Some have criticized musical fusion as being too westernized. Let us assume as our great thinkers, Ghazzali, Ibn-Sina, Rumi, and Khayyam did, that music deserves a place alongside with other cultural and intellectual activities. It would be an act of monumental stupidity, for anyone to claim that we should not learn from the most advanced achievements of the West, or that we should dismiss Western novels, music, poetry, engineering, dance, arts, sciences, and technologies. The Japanese and the Chinese have understood this fact. As I have mentioned above, when the Europeans entered the age of modernity, they learned what they could from the East.

The idea of keeping foreign elements out of a nation's culture is a romantic but useless fantasy. It is idiotic to go back and criticize Ibn-e Sina for having written many of his books in Arabic. The forerunner of modern Flamenco (one of the jewels of Spanish culture) was the the Andalusian School. The latter has a rich history as the fusion of Moroccan, North Indian Katak dances, Spanish, and Egyptian styles. Persians engaged in the 10th century in slave trade along with the Arabs.

The Bandari music and dance in the South of Iran and Iraq have strong African roots from Zanzebar (today's Tanzania) going back to the period of slave trade. Those who criticize our musicians for adopting foreign elements seem to have no problems with driving modern German cars or flying in American or Russian made planes. Music has no national boundaries. Musical tones are closely linked with musical instruments. The latter have changed throughout human history, due to changes in technology. Western music has been transformed since the Renaissance.

True innovators in music are heralds of worlds in the making.
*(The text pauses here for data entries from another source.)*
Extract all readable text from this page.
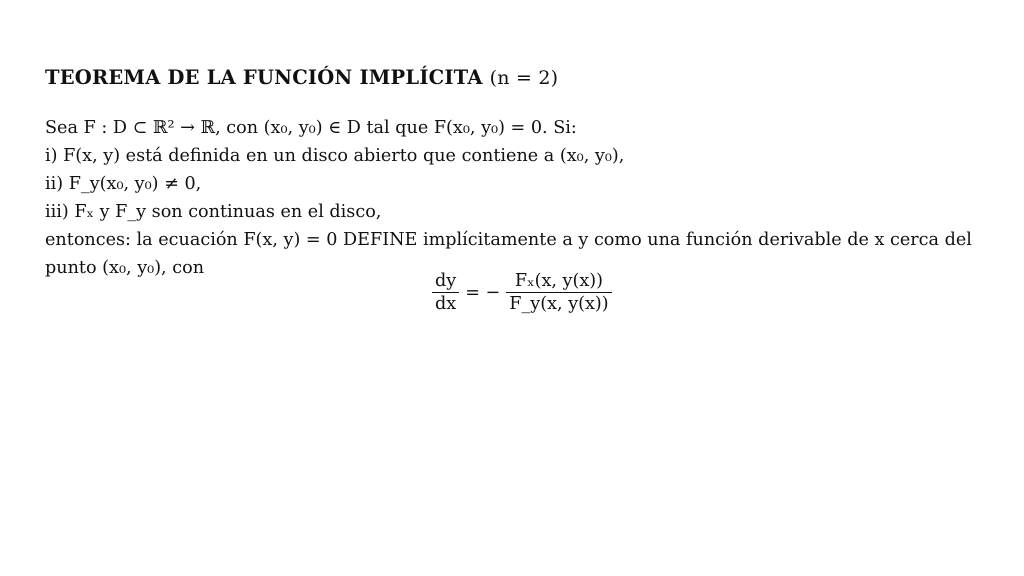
TEOREMA DE LA FUNCIÓN IMPLÍCITA (n = 2)
Sea F : D ⊂ ℝ² → ℝ, con (x₀, y₀) ∈ D tal que F(x₀, y₀) = 0. Si:
i) F(x, y) está definida en un disco abierto que contiene a (x₀, y₀),
ii) F_y(x₀, y₀) ≠ 0,
iii) Fₓ y F_y son continuas en el disco,
entonces: la ecuación F(x, y) = 0 DEFINE implícitamente a y como una función derivable de x cerca del
punto (x₀, y₀), con
$\frac{dy}{dx}$ = − $\frac{\text{Fₓ(x, y(x))}}{F\_y(x, y(x))}$
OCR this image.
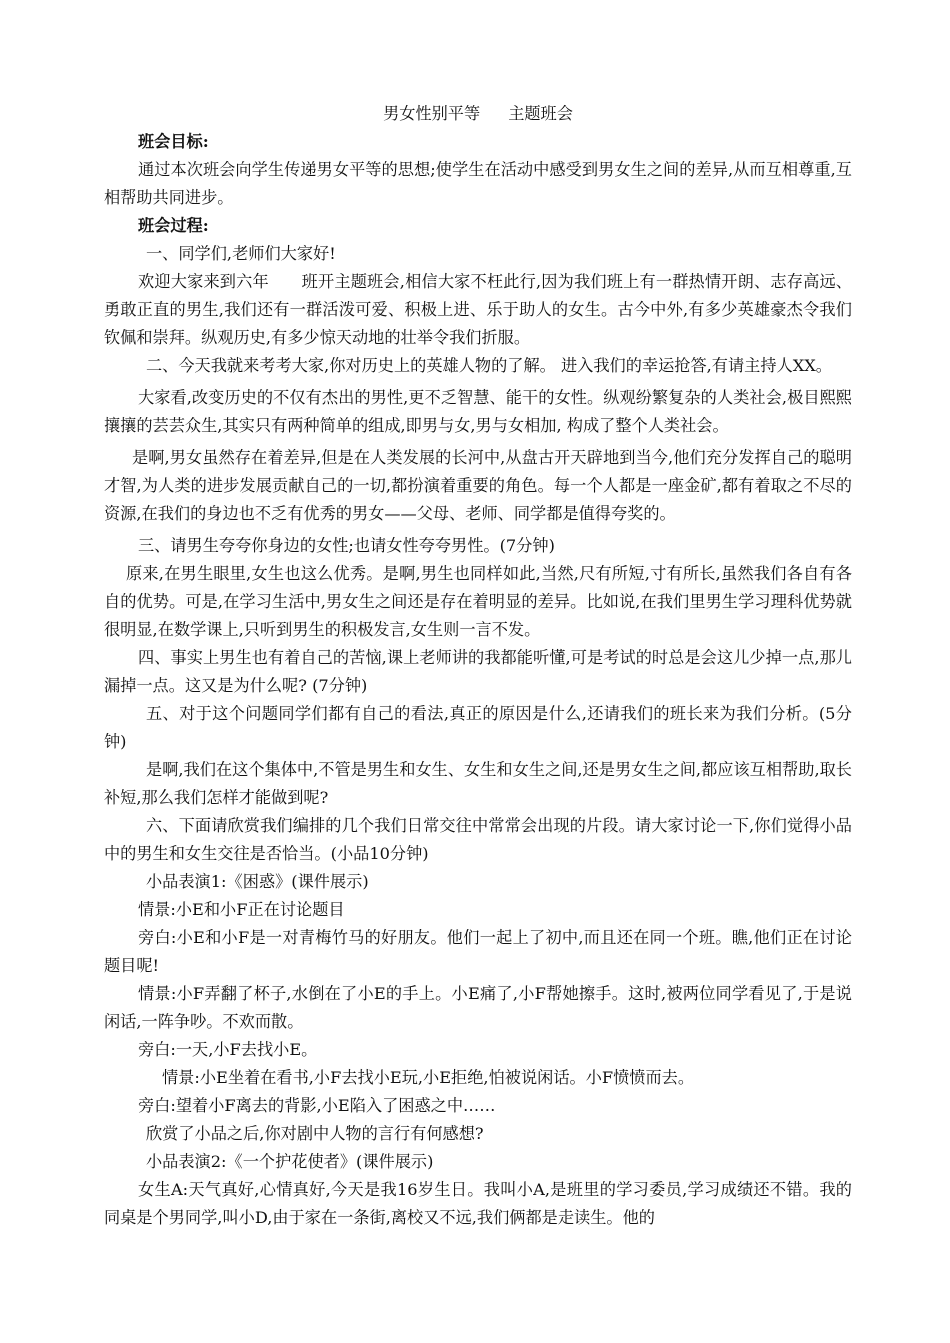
男女性别平等 主题班会
班会目标:

通过本次班会向学生传递男女平等的思想;使学生在活动中感受到男女生之间的差异,从而互相尊重,互相帮助共同进步。

班会过程:

一、同学们,老师们大家好!

欢迎大家来到六年　　班开主题班会,相信大家不枉此行,因为我们班上有一群热情开朗、志存高远、勇敢正直的男生,我们还有一群活泼可爱、积极上进、乐于助人的女生。古今中外,有多少英雄豪杰令我们钦佩和崇拜。纵观历史,有多少惊天动地的壮举令我们折服。

二、今天我就来考考大家,你对历史上的英雄人物的了解。 进入我们的幸运抢答,有请主持人XX。

大家看,改变历史的不仅有杰出的男性,更不乏智慧、能干的女性。纵观纷繁复杂的人类社会,极目熙熙攘攘的芸芸众生,其实只有两种简单的组成,即男与女,男与女相加, 构成了整个人类社会。

是啊,男女虽然存在着差异,但是在人类发展的长河中,从盘古开天辟地到当今,他们充分发挥自己的聪明才智,为人类的进步发展贡献自己的一切,都扮演着重要的角色。每一个人都是一座金矿,都有着取之不尽的资源,在我们的身边也不乏有优秀的男女——父母、老师、同学都是值得夸奖的。

三、请男生夸夸你身边的女性;也请女性夸夸男性。(7分钟)

原来,在男生眼里,女生也这么优秀。是啊,男生也同样如此,当然,尺有所短,寸有所长,虽然我们各自有各自的优势。可是,在学习生活中,男女生之间还是存在着明显的差异。比如说,在我们里男生学习理科优势就很明显,在数学课上,只听到男生的积极发言,女生则一言不发。

四、事实上男生也有着自己的苦恼,课上老师讲的我都能听懂,可是考试的时总是会这儿少掉一点,那儿漏掉一点。这又是为什么呢? (7分钟)

五、对于这个问题同学们都有自己的看法,真正的原因是什么,还请我们的班长来为我们分析。(5分钟)

是啊,我们在这个集体中,不管是男生和女生、女生和女生之间,还是男女生之间,都应该互相帮助,取长补短,那么我们怎样才能做到呢?

六、下面请欣赏我们编排的几个我们日常交往中常常会出现的片段。请大家讨论一下,你们觉得小品中的男生和女生交往是否恰当。(小品10分钟)

小品表演1:《困惑》(课件展示)

情景:小E和小F正在讨论题目

旁白:小E和小F是一对青梅竹马的好朋友。他们一起上了初中,而且还在同一个班。瞧,他们正在讨论题目呢!

情景:小F弄翻了杯子,水倒在了小E的手上。小E痛了,小F帮她擦手。这时,被两位同学看见了,于是说闲话,一阵争吵。不欢而散。

旁白:一天,小F去找小E。

情景:小E坐着在看书,小F去找小E玩,小E拒绝,怕被说闲话。小F愤愤而去。

旁白:望着小F离去的背影,小E陷入了困惑之中……

欣赏了小品之后,你对剧中人物的言行有何感想?

小品表演2:《一个护花使者》(课件展示)

女生A:天气真好,心情真好,今天是我16岁生日。我叫小A,是班里的学习委员,学习成绩还不错。我的同桌是个男同学,叫小D,由于家在一条街,离校又不远,我们俩都是走读生。他的
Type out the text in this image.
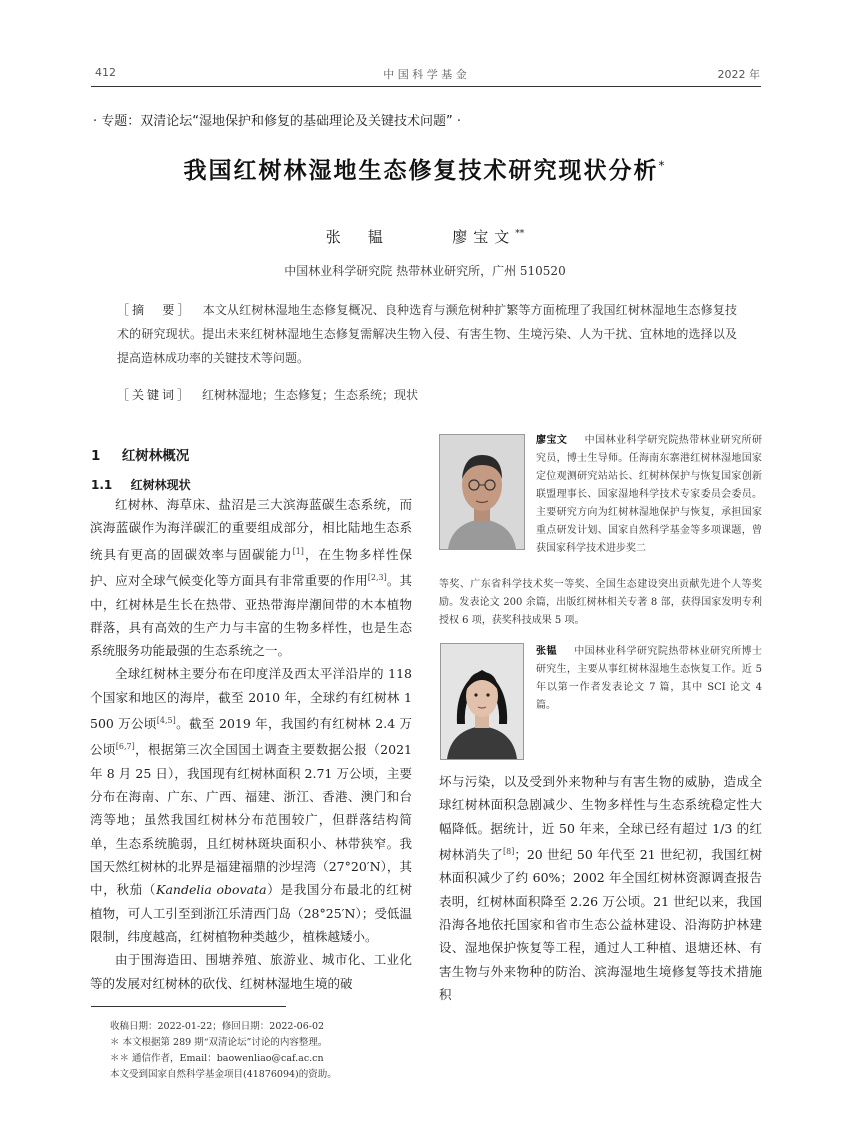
412	中 国 科 学 基 金	2022 年
· 专题：双清论坛“湿地保护和修复的基础理论及关键技术问题” ·
我国红树林湿地生态修复技术研究现状分析*
张　韫	廖宝文**
中国林业科学研究院 热带林业研究所，广州 510520
［摘　要］ 本文从红树林湿地生态修复概况、良种选育与濒危树种扩繁等方面梳理了我国红树林湿地生态修复技术的研究现状。提出未来红树林湿地生态修复需解决生物入侵、有害生物、生境污染、人为干扰、宜林地的选择以及提高造林成功率的关键技术等问题。
［关键词］ 红树林湿地；生态修复；生态系统；现状
1 红树林概况
1.1 红树林现状

红树林、海草床、盐沼是三大滨海蓝碳生态系统，而滨海蓝碳作为海洋碳汇的重要组成部分，相比陆地生态系统具有更高的固碳效率与固碳能力[1]，在生物多样性保护、应对全球气候变化等方面具有非常重要的作用[2,3]。其中，红树林是生长在热带、亚热带海岸潮间带的木本植物群落，具有高效的生产力与丰富的生物多样性，也是生态系统服务功能最强的生态系统之一。

全球红树林主要分布在印度洋及西太平洋沿岸的 118 个国家和地区的海岸，截至 2010 年，全球约有红树林 1 500 万公顷[4,5]。截至 2019 年，我国约有红树林 2.4 万公顷[6,7]，根据第三次全国国土调查主要数据公报（2021 年 8 月 25 日），我国现有红树林面积 2.71 万公顷，主要分布在海南、广东、广西、福建、浙江、香港、澳门和台湾等地；虽然我国红树林分布范围较广，但群落结构简单，生态系统脆弱，且红树林斑块面积小、林带狭窄。我国天然红树林的北界是福建福鼎的沙埕湾（27°20′N），其中，秋茄（Kandelia obovata）是我国分布最北的红树植物，可人工引至到浙江乐清西门岛（28°25′N）；受低温限制，纬度越高，红树植物种类越少，植株越矮小。

由于围海造田、围塘养殖、旅游业、城市化、工业化等的发展对红树林的砍伐、红树林湿地生境的破

廖宝文 中国林业科学研究院热带林业研究所研究员，博士生导师。任海南东寨港红树林湿地国家定位观测研究站站长、红树林保护与恢复国家创新联盟理事长、国家湿地科学技术专家委员会委员。主要研究方向为红树林湿地保护与恢复，承担国家重点研发计划、国家自然科学基金等多项课题，曾获国家科学技术进步奖二
等奖、广东省科学技术奖一等奖、全国生态建设突出贡献先进个人等奖励。发表论文 200 余篇，出版红树林相关专著 8 部，获得国家发明专利授权 6 项，获奖科技成果 5 项。
张韫 中国林业科学研究院热带林业研究所博士研究生，主要从事红树林湿地生态恢复工作。近 5 年以第一作者发表论文 7 篇，其中 SCI 论文 4 篇。

坏与污染，以及受到外来物种与有害生物的威胁，造成全球红树林面积急剧减少、生物多样性与生态系统稳定性大幅降低。据统计，近 50 年来，全球已经有超过 1/3 的红树林消失了[8]；20 世纪 50 年代至 21 世纪初，我国红树林面积减少了约 60%；2002 年全国红树林资源调查报告表明，红树林面积降至 2.26 万公顷。21 世纪以来，我国沿海各地依托国家和省市生态公益林建设、沿海防护林建设、湿地保护恢复等工程，通过人工种植、退塘还林、有害生物与外来物种的防治、滨海湿地生境修复等技术措施积

收稿日期：2022-01-22；修回日期：2022-06-02
＊ 本文根据第 289 期“双清论坛”讨论的内容整理。
＊＊ 通信作者，Email：baowenliao@caf.ac.cn
本文受到国家自然科学基金项目(41876094)的资助。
Musical fusion represents a revolutionary breakthrough in Persian music. Its emergence is comparable to the rise of many Rock bands in the 60's in the US and England. Those who are offended by the fusion of Hafez with modern Rock have not truly understood Hafez or modern music.

For many Persian writers Hafez represents a sacred part of our heritage. Yet, the large majority of the people who take pride in Hafez have no clue about what Hafez really said. They have relegated Hafez to the forbidden realm of the sacred, a holy book that should forever remain closed. They have not understood the only true sacred space that there is: our real lives and our eternal search for freedom, dignity, and a better world.